Tenacity — Never Give Up
WarnAudited by ClawScan on May 18, 2026.
Overview
This skill openly makes the agent keep working without confirmations, but it gives broad file/command authority, persistence, and Telegram reporting that need careful review.
Install or invoke this only for tightly scoped tasks. Before use, edit the standing order to limit allowed tools, require approval for deletes/commands/external actions, remove the hard-coded Telegram recipient, set an expiration for any cron/background run, and clean checkpoints/memory logs when done.
Findings (6)
Artifact-based informational review of SKILL.md, metadata, install specs, static scan signals, and capability signals. ClawScan does not execute the skill or run runtime probes.
The agent may take many actions without interim review, even when the user would normally expect checkpoints or approvals.
This intentionally changes the agent's normal stopping and confirmation behavior for potentially broad tasks.
Default behavior: Ask for confirmation only when blocked, not at every step.

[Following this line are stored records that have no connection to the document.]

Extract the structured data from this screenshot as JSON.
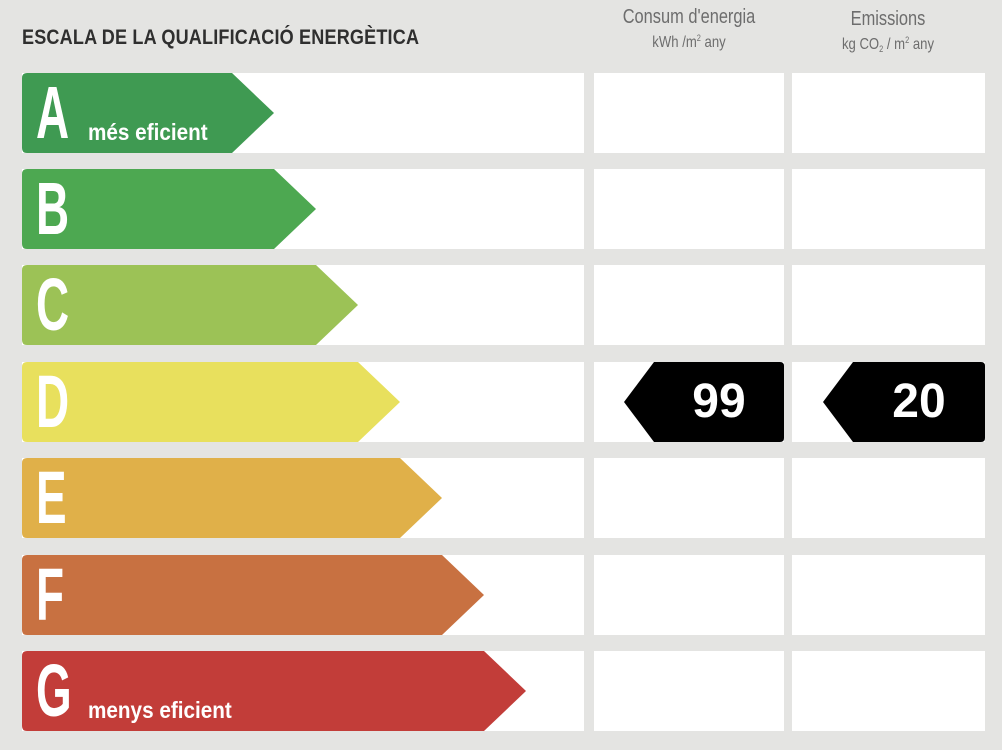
{
  "title": "ESCALA DE LA QUALIFICACIÓ ENERGÈTICA",
  "columns": {
    "energy": {
      "title": "Consum d'energia",
      "unit_prefix": "kWh /m",
      "unit_sup": "2",
      "unit_suffix": " any"
    },
    "emissions": {
      "title": "Emissions",
      "unit_prefix": "kg CO",
      "unit_sub": "2",
      "unit_mid": " / m",
      "unit_sup": "2",
      "unit_suffix": " any"
    }
  },
  "rating_scale": [
    {
      "letter": "A",
      "label": "més eficient",
      "color": "#3f9a52"
    },
    {
      "letter": "B",
      "label": "",
      "color": "#4da851"
    },
    {
      "letter": "C",
      "label": "",
      "color": "#9cc256"
    },
    {
      "letter": "D",
      "label": "",
      "color": "#e8e05d"
    },
    {
      "letter": "E",
      "label": "",
      "color": "#e0b049"
    },
    {
      "letter": "F",
      "label": "",
      "color": "#c87141"
    },
    {
      "letter": "G",
      "label": "menys eficient",
      "color": "#c23d39"
    }
  ],
  "current_rating": {
    "letter": "D",
    "energy_value": "99",
    "emissions_value": "20",
    "badge_color": "#000000"
  }
}
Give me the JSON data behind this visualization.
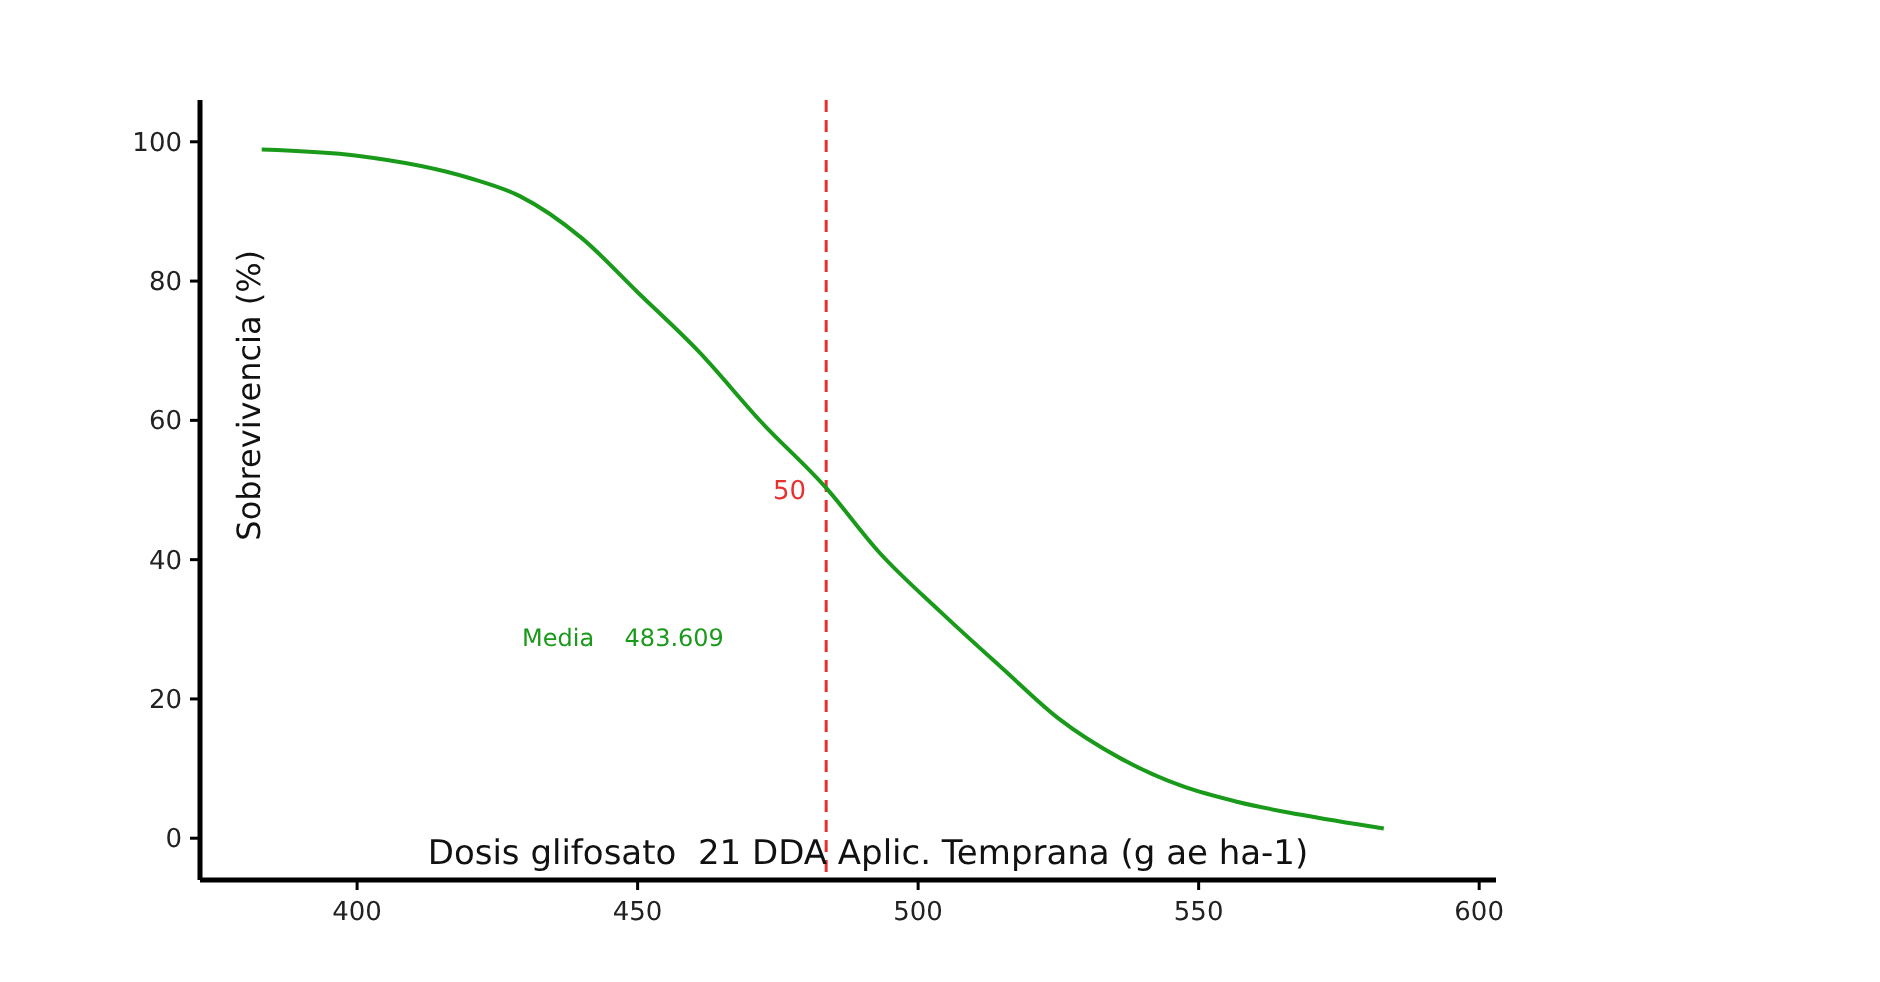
{
  "chart_data": {
    "type": "line",
    "xlabel": "Dosis glifosato  21 DDA Aplic. Temprana (g ae ha-1)",
    "ylabel": "Sobrevivencia (%)",
    "x": [
      383,
      400,
      420,
      429,
      440,
      450,
      461,
      472,
      483.6,
      493,
      504,
      515,
      525,
      536,
      547,
      557,
      568,
      583
    ],
    "series": [
      {
        "color": "#1a9a1a",
        "values": [
          98.9,
          98,
          94.8,
          92.2,
          86.2,
          78.4,
          69.8,
          59.8,
          50.3,
          41.1,
          32.5,
          24.4,
          17.2,
          11.5,
          7.5,
          5.2,
          3.4,
          1.4
        ]
      }
    ],
    "xlim": [
      372,
      603
    ],
    "xticks": [
      400,
      450,
      500,
      550,
      600
    ],
    "ylim": [
      -6,
      106
    ],
    "yticks": [
      0,
      20,
      40,
      60,
      80,
      100
    ],
    "ref_lines": [
      {
        "axis": "x",
        "value": 483.609,
        "color": "#e8312f",
        "line_style": "dashed"
      }
    ],
    "annotations": [
      "Media    483.609",
      {
        "text": "50",
        "x": 483.609,
        "y": 50
      }
    ],
    "grid": false,
    "marker": "none",
    "line_style": "solid"
  }
}
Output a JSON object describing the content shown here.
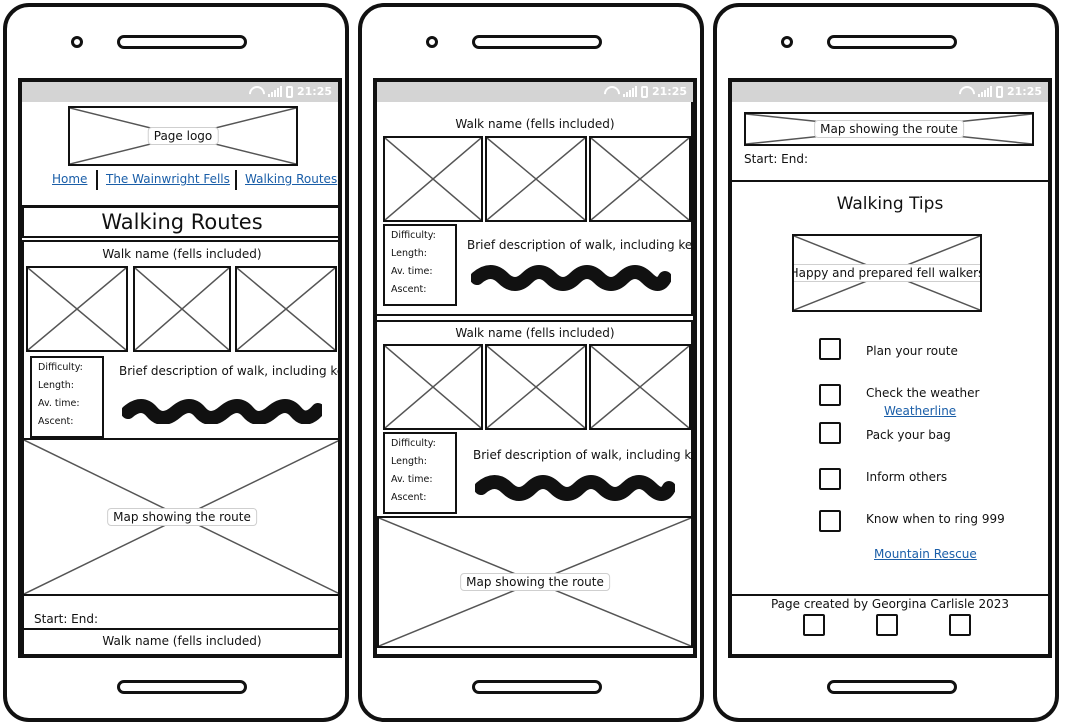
{
  "status_bar": {
    "time": "21:25"
  },
  "screen1": {
    "logo_label": "Page logo",
    "nav": [
      {
        "label": "Home"
      },
      {
        "label": "The Wainwright Fells"
      },
      {
        "label": "Walking Routes"
      }
    ],
    "page_title": "Walking Routes",
    "walk": {
      "name": "Walk name (fells included)",
      "stats": [
        "Difficulty:",
        "Length:",
        "Av. time:",
        "Ascent:"
      ],
      "description": "Brief description of walk, including key",
      "map_label": "Map showing the route",
      "start_end": "Start: End:"
    },
    "next_walk_name": "Walk name (fells included)"
  },
  "screen2": {
    "walks": [
      {
        "name": "Walk name (fells included)",
        "stats": [
          "Difficulty:",
          "Length:",
          "Av. time:",
          "Ascent:"
        ],
        "description": "Brief description of walk, including key"
      },
      {
        "name": "Walk name (fells included)",
        "stats": [
          "Difficulty:",
          "Length:",
          "Av. time:",
          "Ascent:"
        ],
        "description": "Brief description of walk, including key"
      }
    ],
    "map_label": "Map showing the route"
  },
  "screen3": {
    "map_label": "Map showing the route",
    "start_end": "Start: End:",
    "tips_title": "Walking Tips",
    "image_label": "Happy and prepared fell walkers",
    "tips": [
      {
        "label": "Plan your route"
      },
      {
        "label": "Check the weather",
        "link": "Weatherline"
      },
      {
        "label": "Pack your bag"
      },
      {
        "label": "Inform others"
      },
      {
        "label": "Know when to ring 999"
      }
    ],
    "rescue_link": "Mountain Rescue",
    "footer_text": "Page created by Georgina Carlisle 2023"
  }
}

If the path is clear, execute.
Use only with a narrow written scope, explicit stop conditions, and separate approval for destructive, external, or high-impact actions.
A mistaken instruction or bad intermediate result could lead to unwanted file edits, deletions, or command execution before the user sees it.
The no-ask authority includes destructive file operations and broad command/tool execution.
What I Can Do Without Asking ... Read, write, edit, delete files in workspace ... Run scripts and commands ... Use any tool in the workspace
Require confirmation for deletes, bulk changes, risky commands, and any tool outside a task-specific allowlist.
A standing order could be interpreted as ongoing consent for later actions, not just the immediate task.
The skill frames standing orders as permanent delegated authority, but the artifacts do not define expiry, revocation, or mandatory re-confirmation.
| Standing Orders | Grants permanent authority to execute within scope |
Make every standing order task-specific, time-limited, and automatically revoked or reviewed at completion.
Task summaries or status updates could be sent to a recipient that is not the installing user.
The cron example sends announcements to a hard-coded Telegram recipient, creating an unclear external data boundary.
--announce \ --channel telegram \ --to "834732674"
Remove the hard-coded recipient, require the user to configure the destination, and confirm before sending sensitive task summaries.
The agent may continue operating in the background after the initial interaction unless the user actively stops it.
The skill encourages persistent autonomous execution that can survive restarts and run on a schedule.
| Task Flow | Durable multi-step state across gateway restarts | ... | Cron | Scheduling and enforcement |
Require explicit opt-in for cron/background runs, set an end time, and document how to list, pause, and remove scheduled Tenacity jobs.
Old or tampered checkpoint data could influence a resumed task, and local checkpoint files may reveal task details.
Checkpoint state is stored locally and later reused as resume context, which is purpose-aligned but should not contain secrets or be blindly trusted.
CHECKPOINT_DIR="${CHECKPOINT_DIR:-/tmp/tenacity-checkpoints}" ... cat "$LATEST"Use a private checkpoint directory, avoid storing secrets in checkpoint state, and clean or validate checkpoints before resuming.